Rick Scott, a Republican running for governor, is scurrying across Florida touting a new economic plan to create 700,000 jobs in seven years.
The plan relies heavily on cutting government spending, eliminating state regulation, reducing property taxes for homeowners and phasing out the state's business income tax. (See it here.)
"I am the only candidate in this race with a comprehensive plan that will get our fiscal house in order, balance the budget and create long-term, good-paying jobs," Scott says introducing the plan, which is sometimes called the "7-7-7" plan. "My 7-step plan isn't complex. In fact, it's very simple. And it's common sense.
"I've created jobs in the private sector. As governor, my 7-step plan will create 700,000 in 7 years."
PolitiFact Florida steers clear of trying to fact-check opinions -- so we won't in this item analyze Scott's claim that he is the only candidate running for governor with a comprehensive fiscal plan. Scott's primary opponent, Bill McCollum, does have an economic plan, for the record, and so does Democrat Alex Sink.

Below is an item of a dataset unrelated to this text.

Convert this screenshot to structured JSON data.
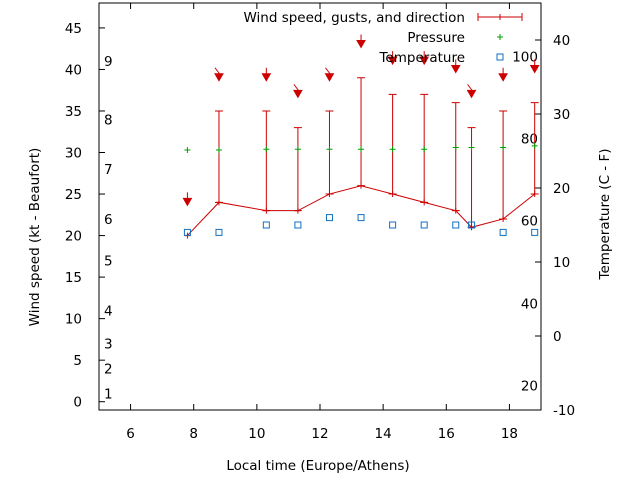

We also avoid checking things in the future we can't know -- so no weighing in on Scott's 700,000 jobs promise.
But we can get our fact-checking hands around a more basic question: Does Scott's plan -- however it was crafted and however logical or illogical it may be -- actually call for the creation of 700,000 jobs in seven years?
It's a point worth knowing, particularly when McCollum says his plan will add 500,000 jobs, or 200,000 less than Scott. (To be fair, we plan to look at McCollum's numbers in a subsequent report).
The glossy printed version of the plan that's displayed on Scott's campaign website and has been handed out across the state breaks down job growth by: if the state adopts Scott's regulatory reforms; if the state phases out the income tax on businesses; and if the state better focuses on job growth and retention. Let's take one at a time.
Scott's plan includes a freeze on new regulation, a promise to expedite permits for job-creating businesses, working to move Florida's health insurance costs in line with the national average, and somehow shaving electricity costs by $3.25 billion. Reducing those barriers will create 240,000 new jobs, Scott says.
Phasing out corporate income tax
Scott says eliminating the corporate income tax "will have a minimal effect on state revenues." But the state collected almost $1.8 billion in fiscal year 2009-2010 through the corporate tax, which was about 2.7 percent of the $66.5 billion state budget in 2009-2010. Combined with other tax and spending reforms, Scott says the elimination of the corporate income tax will create 365,000 new jobs.
Focusing on job growth and retention
Scott's plan is to invest in a state Innovation Fund to help attract high-tech businesses. He also says he'll take a more hands-on role in bringing new business to Florida. The result? Another 60,000 jobs.
That's 240,000 regulatory reform new jobs + 365,000 tax and budget cut new jobs + 60,000 new jobs through state incentives and a persistent new governor = 665,000 jobs.
A group of reporters, including the Palm Beach Post's Mike Bender, asked Scott about the discrepancy on July 25, 2010, as Scott was in the middle of a six-day statewide bus tour.
"It's just rounding," Scott said. Bender reported that a more detailed version of the plan puts the jobs number lower, at 661,914.
Donna Arduin, who helped draft the economic plan and is Jeb Bush's former budget director, noted to reporters that the job growth estimates are conservative.
Still, the number is the number.
And it doesn't add up to 700,000.
At the same time, it's worth noting that Scott's budget cutting plan also calls for a 5 percent reduction in the state workforce. Using the Florida Department of Management Services most recent workforce report, that would mean anywhere from 5,473 to 8,432 state workers would lose their jobs (depending on how across-the-board the 5 percent cut is).
Scott campaign spokeswoman Jennifer Baker said Scott's plan only measures private sector growth.
Still, we believe it's appropriate to at least mention the impact on public jobs under Scott's plan.
If you include the public sector losses, that could put the net job creation figure somewhere around 656,441 (using the low end estimate of 5,473 state workers being let go). That means Scott's claim is inflated by about 6.6 percent, or 43,559 jobs. That's more than all of the people employed in Hernando County, according to the Bureau of Labor Statistics. Or it's equivalent to closing just about every dentist office in the state.
Scott claims that his economic plan for Florida will create 700,000 jobs in seven years, but he admits that he's rounding up. The real number in the plan is closer to 660,000 jobs. We guess the "7-7-7" plan sounds better than "7-6.6-7" plan, but for the sake of accuracy, we have to rate Scott's claim Mostly True.